Metin Gümüş

“Ey halk, parçala şu nankör suskunluğunu
Baş kaldır artık”
Nihat Behram

Geleceğe dair sözü kalmayanlar, geleceği planlayamanlar; günü kurtarmak adına hayırsız evlat misali yeraltı, yerüstü her türlü değerimizi paraya çevirip, har vurup harman savuruyorlar.

AKP iktidarlarının bu ülkeye verdiği zararı hiç bir işgal gücü veremezdi.

Ülkemiz adeta işgal altında.

‘Kendimizin’ silah kullanma yetkisi verdiğimiz (‘polis’ asker’ ‘özel güvenlik’ gibi) güçlerce işgal edilmiş hemde. Bu ülkenin yurtsever halkı soyguna, talana ve çevre tahribatına karşı direnirken (halkın hukuki kazanımlarına rağmen) ‘askerimiz’ ve ‘polisimiz’ şirketlerin işini rahatca yapması için silahını halka doğrultmuş bekliyor. (Yukarda kendimiz, asker, polis ve özel güvenlik sözcüklerini özellikle – ‘ ‘ – işareti içinde yazdım.) Halka ve hukuka rağmen soyguncular işlerini rahat yapsın diye elindeki silahı halka doğrultanlar bu halkın polisi ve askeri olamazlar onlara sadece iktidar [işgal güçlerinin] bekçileri denir.

Cerattepe

Halkın gösterdiği bütün tepkilere rağmen adeta “it ürür kervan yürür” mantığı ile hala çevere tahribatına yönelik ruhsatlar dağıtılıp, teşvikler veriliyor.

Sonuçta ne olacak?

Bu ruhsat sahiplerinin bulduğu (altın ve bor’da dahil) bütün madenlerin % 2’si devlete kalacak. Hatta cevher Türkiye’de zenginleştirilirse bu pay %1’e düşecek.

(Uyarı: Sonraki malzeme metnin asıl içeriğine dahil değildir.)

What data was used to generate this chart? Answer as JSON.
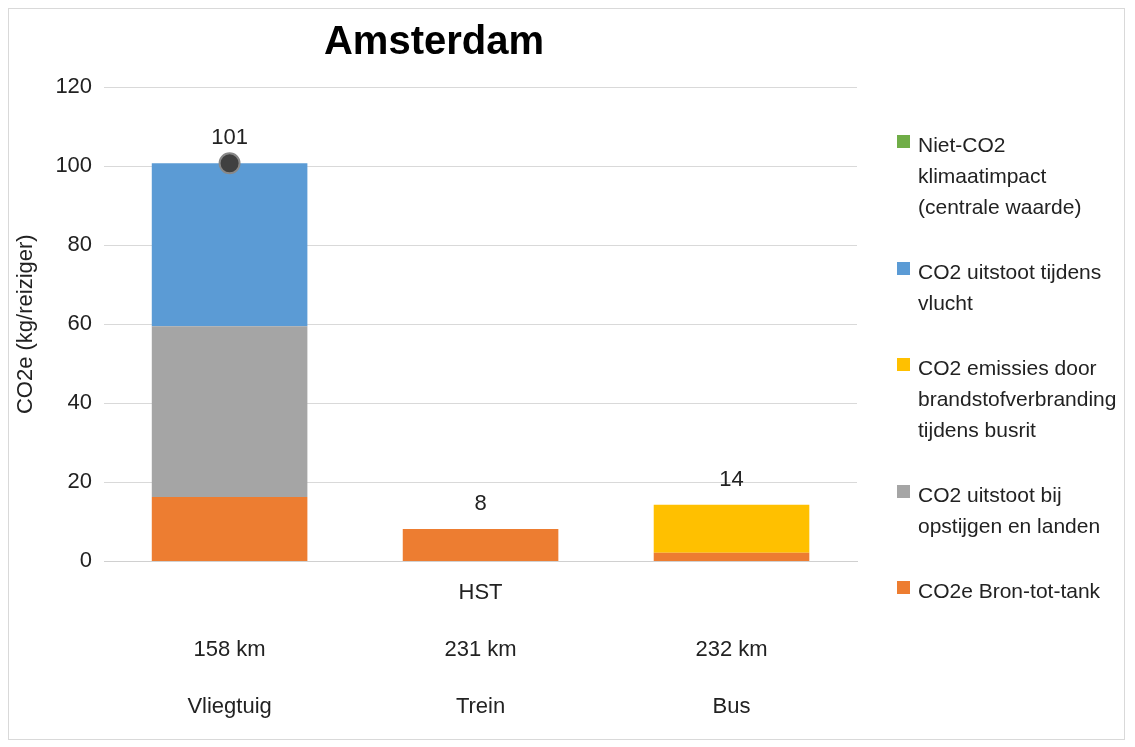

Aslında dert ne %1’in %10’a, ne de %2’nin 20’ye çıkarılması; hatta ne de çıkarılacak cevherin tamamının devlete kalmasıdır. Dert: doğayı mahveden tekniklerle oralarda maden çıkarılmamasıdır.

Altıyla, üstüyle yer yüzünde en değerli şey doğanın kendisidir. Altın yumurtlayan tavuk benzetmesi en çok doğa için geçerlidir. O altın: havadır, sudur, oksijendir, börtü- böcektir, ağaçtır, çiçektir, ormanlardır, yaban hayattır, faunadır, floradır, sebzedir, meyvedir…. kısacası hayatın kendisidir…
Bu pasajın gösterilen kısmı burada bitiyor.